On May 17, 2006, in a firefight with Afghan Taliban insurgents, Canadian forces lost an artillery officer hit by shrapnel. She was Captain Nichola Goddard, the first Canadian woman to be killed in action since her country’s 1989 decision to admit women soldiers into combat.
For a nation already divided about participating in the US-led Afghanistan war, Goddard’s death was a particular shock, and two more Canadian women have since died in combat. However, Canada remains in the small group of countries — including Israel, France, Norway, Australia, New Zealand and now the US — that have opened their fighting ranks to female soldiers.
Canada’s change did not come easily.
“There was definitely heated discussion among my peers whether we should be there” in combat, said Lieutenant Colonel Jennie Carignan, who enlisted in 1986.
However, the country’s Charter of Rights and Freedoms made it inevitable and the armed forces began a series of trials. The initial result was not encouraging for champions of full equality. The trials indicated that almost half the male rank and file viewed their female counterparts as “women first, tradespersons second and soldiers never.”
It was feared that unit cohesion, esprit de corps and morale would suffer.
Final word came in a 1989 ruling by Canada’s Human Rights Commission ordering women to be admitted to all combat roles except aboard submarines. The submarine ban fell three years later.
Chief Warrant Officer A.P. Stapleford, who had enlisted in the Canadian infantry in 1975, said some initially questioned whether women were up to the task physically and whether the men would feel obliged to protect them.
“It was a shock at first and we overreacted at first, but we learned to adapt and work with them. They were going to be there anyway so we just got over it and it wasn’t an issue to integrate them into units,” he said.

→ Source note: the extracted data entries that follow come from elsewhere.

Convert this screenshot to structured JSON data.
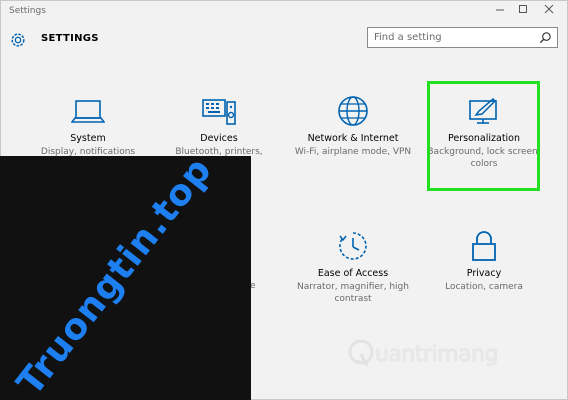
{
  "window": {
    "title": "Settings"
  },
  "header": {
    "title": "SETTINGS"
  },
  "search": {
    "placeholder": "Find a setting"
  },
  "tiles": [
    {
      "label": "System",
      "desc": "Display, notifications"
    },
    {
      "label": "Devices",
      "desc": "Bluetooth, printers,"
    },
    {
      "label": "Network & Internet",
      "desc": "Wi-Fi, airplane mode, VPN"
    },
    {
      "label": "Personalization",
      "desc": "Background, lock screen, colors"
    },
    {
      "label": "Ease of Access",
      "desc": "Narrator, magnifier, high contrast"
    },
    {
      "label": "Privacy",
      "desc": "Location, camera"
    }
  ],
  "partial_hidden": {
    "label_tail": "e",
    "desc_tail": "ate"
  },
  "watermarks": {
    "overlay_text": "Truongtin.top",
    "logo_text": "uantrimang"
  },
  "colors": {
    "accent": "#0063b1",
    "highlight": "#20e020",
    "overlay": "#111111",
    "watermark": "#1d7ff0"
  }
}
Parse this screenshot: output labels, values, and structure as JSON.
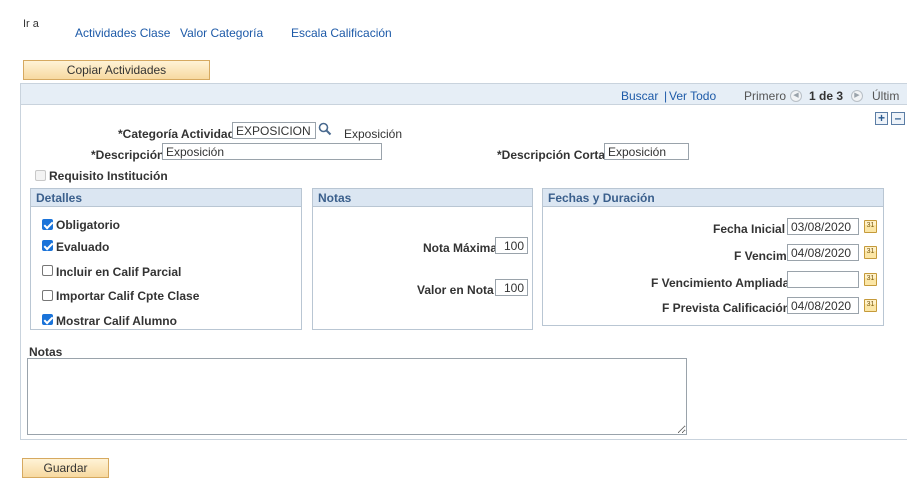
{
  "nav": {
    "ir_a": "Ir a",
    "links": [
      "Actividades Clase",
      "Valor Categoría",
      "Escala Calificación"
    ]
  },
  "copy_button": "Copiar Actividades",
  "grid_bar": {
    "buscar": "Buscar",
    "separator": "|",
    "ver_todo": "Ver Todo",
    "primero": "Primero",
    "count": "1 de 3",
    "ultimo": "Últim"
  },
  "form": {
    "categoria_label": "*Categoría Actividad",
    "categoria_value": "EXPOSICION",
    "categoria_desc": "Exposición",
    "descripcion_label": "*Descripción",
    "descripcion_value": "Exposición",
    "descripcion_corta_label": "*Descripción Corta",
    "descripcion_corta_value": "Exposición",
    "requisito_label": "Requisito Institución",
    "requisito_checked": false
  },
  "detalles": {
    "title": "Detalles",
    "items": [
      {
        "label": "Obligatorio",
        "checked": true
      },
      {
        "label": "Evaluado",
        "checked": true
      },
      {
        "label": "Incluir en Calif Parcial",
        "checked": false
      },
      {
        "label": "Importar Calif Cpte Clase",
        "checked": false
      },
      {
        "label": "Mostrar Calif Alumno",
        "checked": true
      }
    ]
  },
  "notas_group": {
    "title": "Notas",
    "nota_maxima_label": "Nota Máxima",
    "nota_maxima_value": "100",
    "valor_nota_label": "Valor en Nota",
    "valor_nota_value": "100"
  },
  "fechas": {
    "title": "Fechas y Duración",
    "fecha_inicial_label": "Fecha Inicial",
    "fecha_inicial_value": "03/08/2020",
    "f_vencim_label": "F Vencim",
    "f_vencim_value": "04/08/2020",
    "f_venc_ampliada_label": "F Vencimiento Ampliada",
    "f_venc_ampliada_value": "",
    "f_prevista_label": "F Prevista Calificación",
    "f_prevista_value": "04/08/2020",
    "calendar_icon_text": "31"
  },
  "notas_text": {
    "label": "Notas",
    "value": ""
  },
  "save_button": "Guardar",
  "colors": {
    "link": "#1d5aa8",
    "group_header_bg": "#dbe6f2",
    "group_header_text": "#3a5f8c",
    "button_bg": "#f7d9a0",
    "checkbox_on": "#1a73d9"
  }
}
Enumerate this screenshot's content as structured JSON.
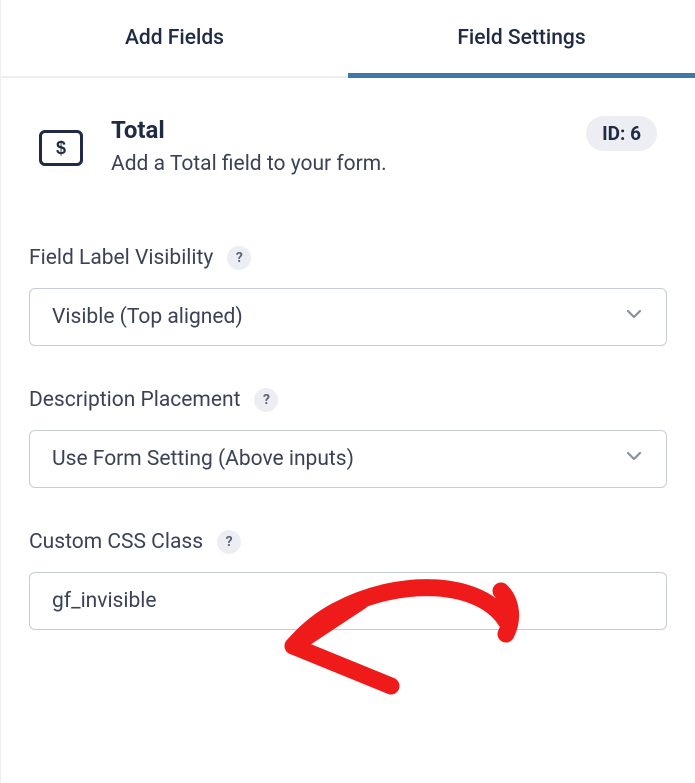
{
  "tabs": {
    "add_fields": "Add Fields",
    "field_settings": "Field Settings"
  },
  "header": {
    "title": "Total",
    "description": "Add a Total field to your form.",
    "id_badge": "ID: 6"
  },
  "settings": {
    "field_label_visibility": {
      "label": "Field Label Visibility",
      "value": "Visible (Top aligned)"
    },
    "description_placement": {
      "label": "Description Placement",
      "value": "Use Form Setting (Above inputs)"
    },
    "custom_css_class": {
      "label": "Custom CSS Class",
      "value": "gf_invisible"
    }
  },
  "help_glyph": "?"
}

Nowadays, he said, male soldiers take the presence of female combatants in their stride.
The Canadian military says 2.4 percent of personnel in combat units are now women — 145 officers and 209 enlisted soldiers. Overall, 9,348 women serve in the Canadian armed forces, 14 percent of all personnel.
Officers today speak of having adapted swiftly to women in combat, and officers and enlisted soldiers, male and female, whom reporters sought out for interviews, insist they have no problem with the change.
However, some in the civilian sector disagree with the principle.
While supportive of women serving in the military, columnist Margaret Wente of the Globe and Mail, a Toronto daily, wrote following the US decision of Jan. 24: “The sheer physical demands of war (to say nothing of group cohesion, and all the rest) mean that fighting capability and performance are simply not compatible with gender equality.”
Gwen Landolt of REAL Women Canada, a socially conservative advocacy group, said: “It was a politically-correct decision. The problem is women are just not equal physically, they can’t perform in combat to the same degree as men can.”
Landolt supports women serving as noncombatants and was the first female lawyer to serve in the legal department of the Canadian Forces. She said REAL Women waged a lonely battle to head off the 1989 decision.
“If the tribunal hadn’t come down in 1989 and smacked them so hard, maybe the military would be more objective,” she said. “Feminism was at its height in Canada in 1989 and [feminist organizations] would hit back fast and furiously when we raised objections.”